Ja chyba lubię mieszać… klej, zaprawa czy chleby i ciasta… co za różnica 😀
Myślę, że w 2021 będzie się działo co najmniej tyle, ile w tym, który powoli odchodzi w przeszłość (który – nawiasem mówiąc – wypadałoby podsumować na różnych płaszczyznach). Nasze parcie na zmiany na różnych płaszczyznach jest coraz większe, a odpuszczenie przeprowadzki do wykończonego właśnie mieszkania tylko dolało oliwy do ognia. Na obecną chwilą jesteśmy najbliżej powrotu do tematu budowy domu i wyprowadzki na wieś. Jestem też coraz bliżej decyzji o jakiejś rewolucji w zakresie pracy zawodowej, ale tutaj nie chciałbym zapeszać.

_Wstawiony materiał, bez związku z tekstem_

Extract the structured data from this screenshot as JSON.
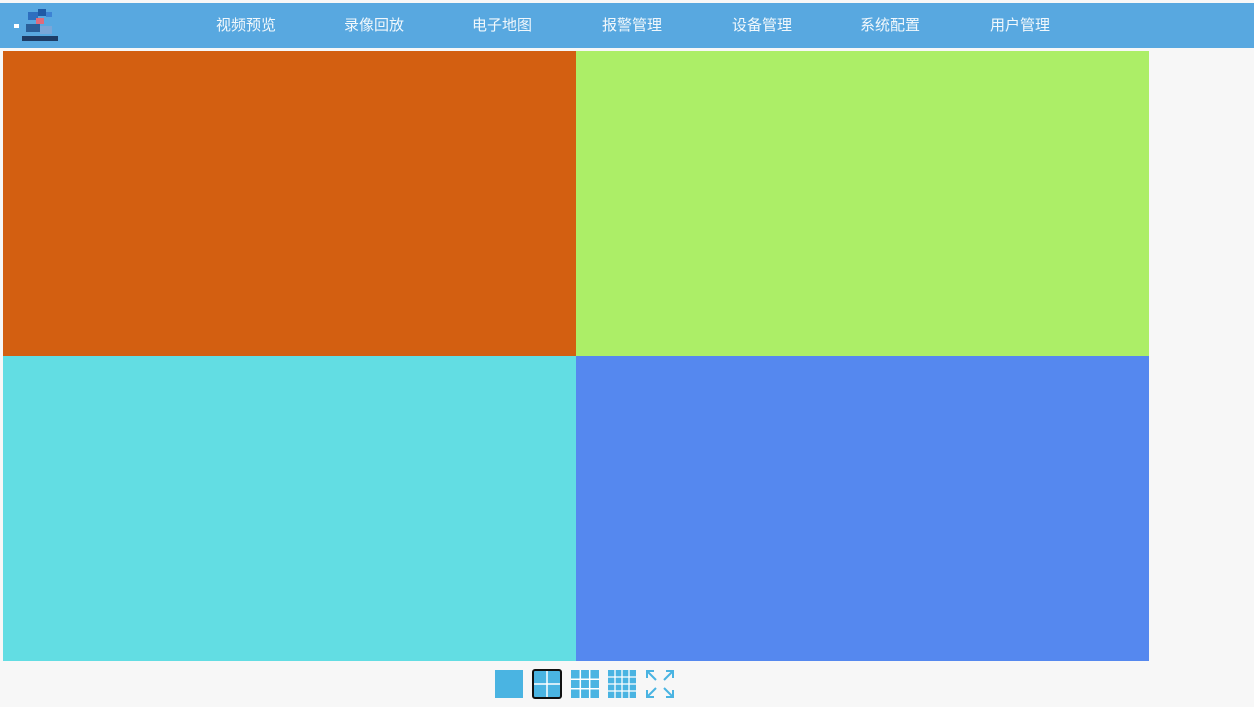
{
  "header": {
    "logo": "app-logo",
    "nav_items": [
      "视频预览",
      "录像回放",
      "电子地图",
      "报警管理",
      "设备管理",
      "系统配置",
      "用户管理"
    ]
  },
  "video_grid": {
    "layout": "2x2",
    "cells": [
      {
        "color": "#d35f11"
      },
      {
        "color": "#acee67"
      },
      {
        "color": "#62dde3"
      },
      {
        "color": "#5588ef"
      }
    ]
  },
  "layout_toolbar": {
    "buttons": [
      {
        "icon": "single-view-icon",
        "selected": false
      },
      {
        "icon": "quad-view-icon",
        "selected": true
      },
      {
        "icon": "nine-view-icon",
        "selected": false
      },
      {
        "icon": "sixteen-view-icon",
        "selected": false
      },
      {
        "icon": "fullscreen-icon",
        "selected": false
      }
    ]
  },
  "colors": {
    "header_bg": "#58a8e0",
    "toolbar_accent": "#4ab4e2",
    "page_bg": "#f7f7f7"
  }
}
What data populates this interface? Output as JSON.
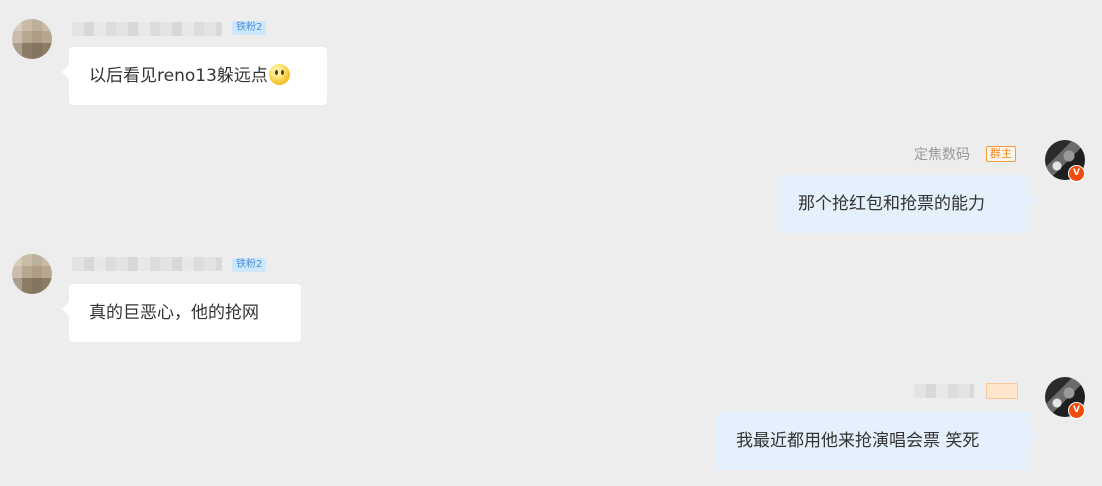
{
  "messages": [
    {
      "side": "left",
      "sender_badge": "铁粉2",
      "text": "以后看见reno13躲远点",
      "emoji": "smiley-icon"
    },
    {
      "side": "right",
      "sender_name": "定焦数码",
      "role_badge": "群主",
      "verified": "V",
      "text": "那个抢红包和抢票的能力"
    },
    {
      "side": "left",
      "sender_badge": "铁粉2",
      "text": "真的巨恶心，他的抢网"
    },
    {
      "side": "right",
      "verified": "V",
      "text": "我最近都用他来抢演唱会票 笑死"
    }
  ],
  "colors": {
    "background": "#ededed",
    "left_bubble": "#ffffff",
    "right_bubble": "#e4f0fb",
    "role_badge": "#f0861f",
    "verified_badge": "#f04a0f",
    "fan_badge": "#4a90d9"
  }
}
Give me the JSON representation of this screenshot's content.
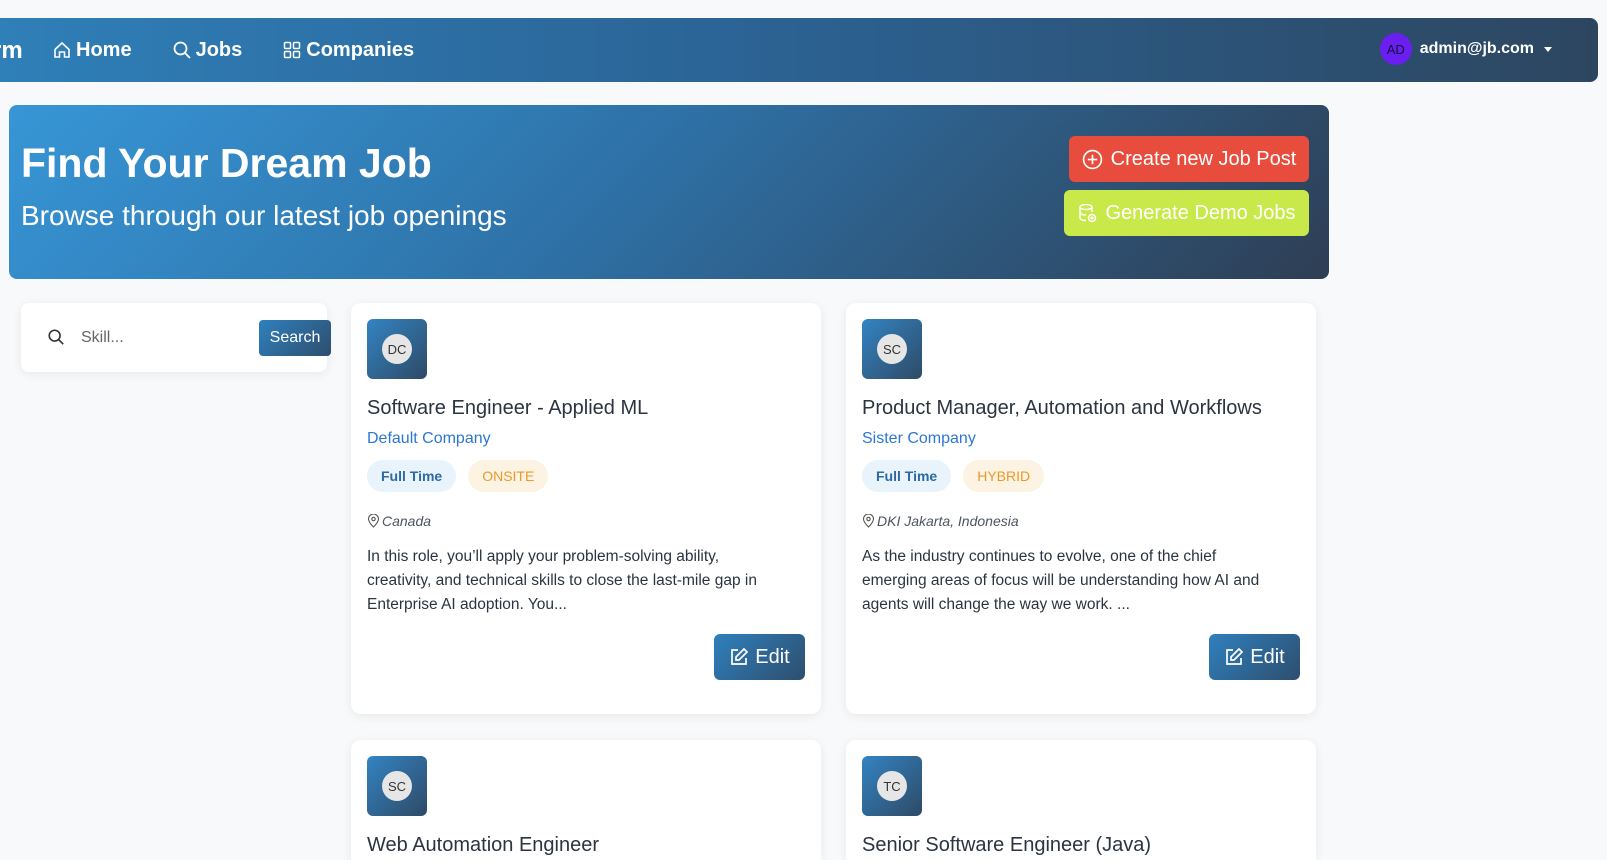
{
  "navbar": {
    "brand": "rm",
    "links": [
      {
        "label": "Home",
        "icon": "home-icon"
      },
      {
        "label": "Jobs",
        "icon": "search-icon"
      },
      {
        "label": "Companies",
        "icon": "grid-icon"
      }
    ],
    "user": {
      "initials": "AD",
      "email": "admin@jb.com"
    }
  },
  "hero": {
    "title": "Find Your Dream Job",
    "subtitle": "Browse through our latest job openings",
    "create_label": "Create new Job Post",
    "demo_label": "Generate Demo Jobs"
  },
  "search": {
    "placeholder": "Skill...",
    "button_label": "Search"
  },
  "jobs": [
    {
      "initials": "DC",
      "title": "Software Engineer - Applied ML",
      "company": "Default Company",
      "type": "Full Time",
      "mode": "ONSITE",
      "location": "Canada",
      "description": "In this role, you’ll apply your problem-solving ability, creativity, and technical skills to close the last-mile gap in Enterprise AI adoption. You...",
      "edit_label": "Edit"
    },
    {
      "initials": "SC",
      "title": "Product Manager, Automation and Workflows",
      "company": "Sister Company",
      "type": "Full Time",
      "mode": "HYBRID",
      "location": "DKI Jakarta, Indonesia",
      "description": "As the industry continues to evolve, one of the chief emerging areas of focus will be understanding how AI and agents will change the way we work. ...",
      "edit_label": "Edit"
    },
    {
      "initials": "SC",
      "title": "Web Automation Engineer"
    },
    {
      "initials": "TC",
      "title": "Senior Software Engineer (Java)"
    }
  ],
  "colors": {
    "accent": "#2e72a8",
    "create_button": "#e74c3c",
    "demo_button": "#c9e84a",
    "link": "#2d77d0",
    "tag_onsite": "#e89a2a",
    "avatar": "#6a1ff0"
  }
}
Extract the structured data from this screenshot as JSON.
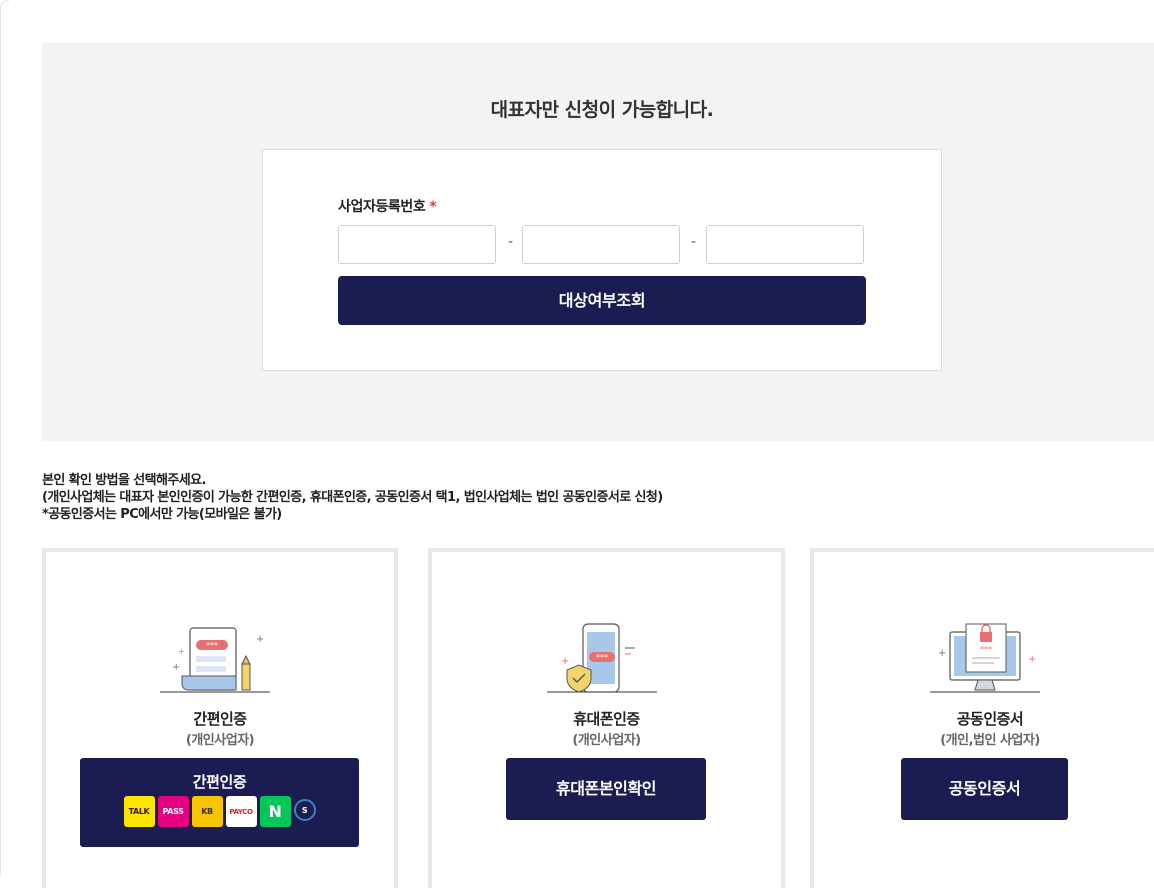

Ja tymczasem wracam do słodkiego nic-nie-robienia, a Tobie dziękuję, że byłeś ze mną podczas ostatnich tygodni, kiedy regularnie pisałem o projekcie „mieszkanie”. Jeśli jeszcze Ci mało, zachęcam do powrotu do starszych wpisów o poprzednich inwestycjach w nieruchomości. Na sam koniec chciałbym Ci złożyć najserdeczniejsze życzenia świąteczno-noworoczne. Niech będą one zdrowe, rodzinne i spokojne – na ten rok już chyba wszystkim nam wystarczy wrażeń. Spędźmy je w gronie najbliższych (pięciu ;)) i podładujmy baterię przed wyzwaniami na kolejne 12 miesięcy. Do następnego!